We celebrated New Year’s Eve in the tiny Southwestern Colorado town of Mancos, located thirty minutes west of Durango. A population of approximately 1,336, they are the ‘Gateway to Mesa Verde,’ and home to an extraordinarily imaginative, upscale restaurant called Olio. With only ten tables, by reservation only. The dining room was so intimate, I felt it would be best to put my camera down and pick up my sketchbook. This is the first post I’ve done with drawings instead of photos…..I hope you like it.
We were the first to arrive for the 5:30 seating. (The second was 8:00.) Within a short time, the tables were filled with people ready to celebrate. The menu was a special selection for the evening by Chef Jason Blankenship, who trained in Dallas, worked as a chef at Kennebec Cafe in Durango, and now owns Olio where he reinvents his menu so often that there’s no guarantee any dish will still be there in two weeks.
My first course — Grappa Cured Colorado Striped Bass on Roasted Potato and Artichoke Salad.
Each sliver of the bass had a buttery texture, and clean delicate taste. With earthy bites of purple potato, artichoke and mild mustard dressing.
I took my time drawing this first course, and it wasn’t easy. I really wanted to dive into that plate…..
My sweetheart is very supportive about the photographing and delaying of the diving into our food where ever we go. But I recognize it’s a lot to ask of someone to push a dish like this aside — tender elk without the slightest gamey flavor — for a sketch. So I started to draw a bit faster as the night progressed….
Potato Leek Soup with Smoked Trout and Trout Caviar.
Thick and smooth without heavy cream. And seasoned in such a way that it wasn’t salty or peppery, so the mini bursts of salty trout caviar on my tongue really stood out, and were fun to anticipate.
It was around this time that we began looking around the room more closely, with viga beam ceiling and kiva fireplace in the corner. Our table was right next to a display of our friend Nick Blaisdell’s pottery. Meant to be.
Olio is about Food, Wine and Art……..all of the walls and adobe shelving display original works by regional artists.
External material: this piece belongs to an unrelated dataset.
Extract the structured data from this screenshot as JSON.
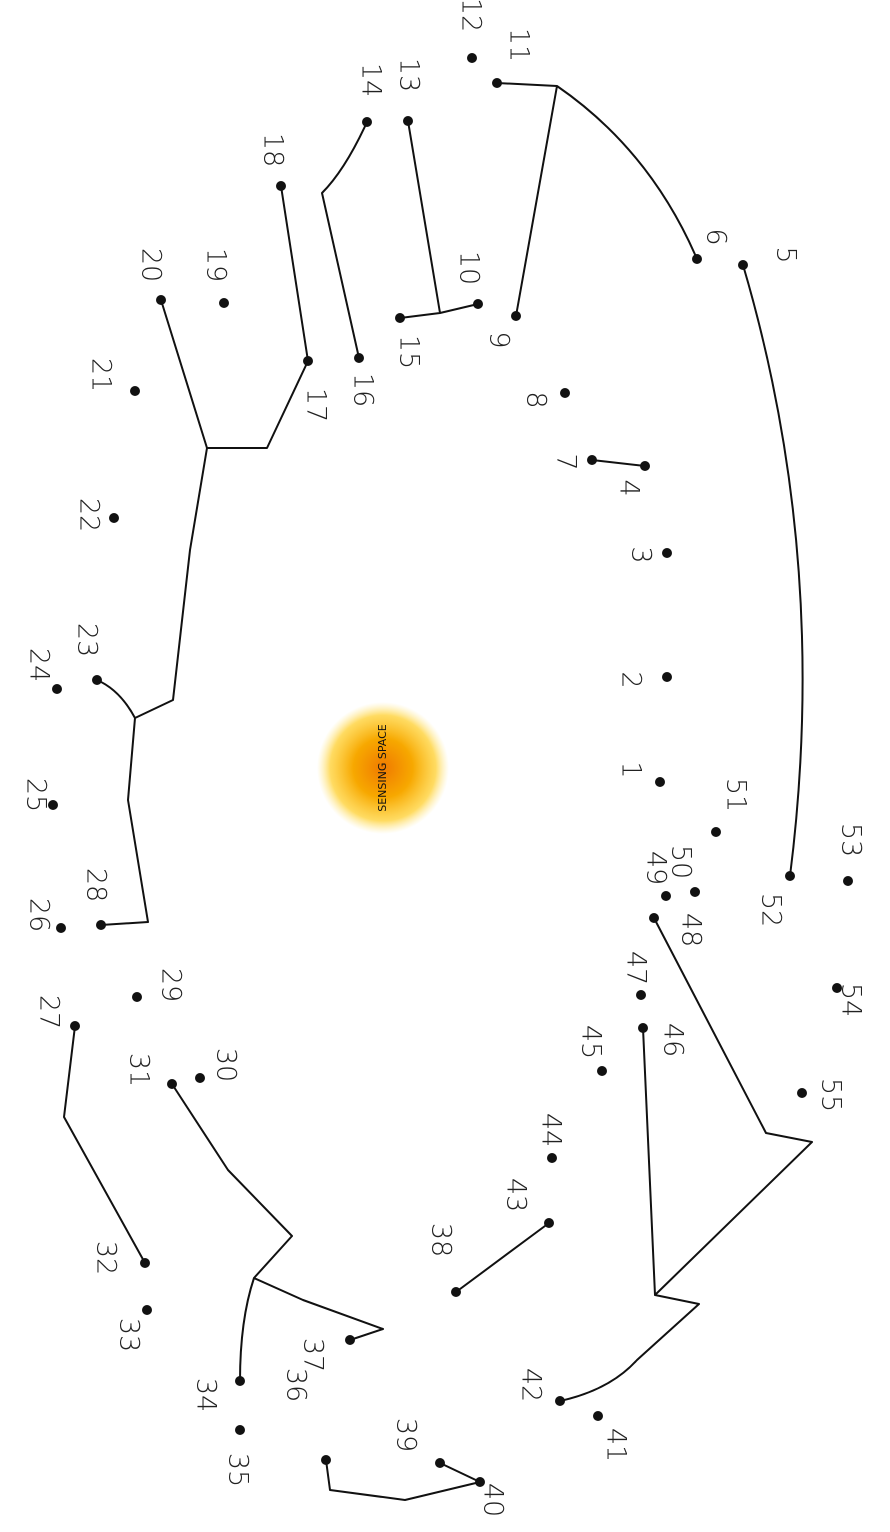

Here we have Mr.D’s dish, paused in mid-gratification for the sake of art — Salad Greens with Colorado Riesling Poached Pears, Black Walnuts & Gorgonzola Dolce.
Those pears……divinely perfumed. We passed our plates back and forth to exchange tastes of my savory soup and his light sweet salad with bits of pungent cheese. (The large waffle supporting the salad was actually my attempt to capture the square plate with small tiled design.)
Two-minute sketch of — White Sturgeon on Sauteed Leeks & Morels with Saffron Butter.
A generous portion of clean fish steak with criss-cross grill marks. The saffron butter was decadent, and is there anything as hearty woodsy than a morel mushroom? I can’t think of any. The basmati rice was light with dots of quinoa.
I’m liking the loose hand and spontaneity of these quicker drawings………reminds me of when I was a wee lass in art school, sitting on my art horse with my drawing pad while the professor counted down a timed gesture exercise, “You’ve got one minute left….work on the forms, the line….don’t worry about the details….okay time’s up!” Those rapid fire warm-ups were always invigorating.
I call this “Impression of a Chop.” This is all I managed to get of Mr.D’s plate. Just a few strokes of my pencil and then it was gone — Wild Venison Chop with Black Currant & Grain Mustard on Parsnip-Celeriac Puree. The faint irregular rectangle under the chop is called “Essence of Fabulous Creamy Buttery Root Vegetable Puree.”
Tender as a filet mignon, with the sweet and savory blend of currants and mustard. Perfectly cooked and seasoned, not gamey. Now that I think of it, I can’t remember if there were salt and pepper shakers on the table, I never once reached for or thought of needing them. Because Chef Jason is an artist in his kitchen studio. He’d mixed his palette and composed a design of high standards so balanced that I would never dream of adding more red, yellow or blue.
Lilikoi Tart with Macademia Coconut and Graham Crust.
Chocolate Terrine with Almond Galette and Amaretto Soaked Berries and Cream
We were already satisfied and full, but c’mon….who were we kidding? When we saw these we had to taste the passionfruit custard of the tart with toasted coconut. And try a bite of rich creamy chocolate, then almond cake with saturated berries. (We boxed them up for home, to savor the next day and watch the Rose Parade.)
I did take my camera out a few times. When I thought I could sneak a few photos. This is the dining room with viga ceiling beams and center column.
The kiva fireplace is to the right, original artwork on the walls.
The drive home was moonlit, so bright we could see snow-frosted Mesa Verde in the distance behind us. Climbing Mancos hill, we talked about why on earth it took us so long to eat at Olio. And that this jewel of a restaurant could easily mingle and flourish in any Santa Fe, Los Angeles or New York food scene.
I believe that the manner in which we spend New Year’s is an indication of what to expect in the year to come. 2015 is going to be delectable.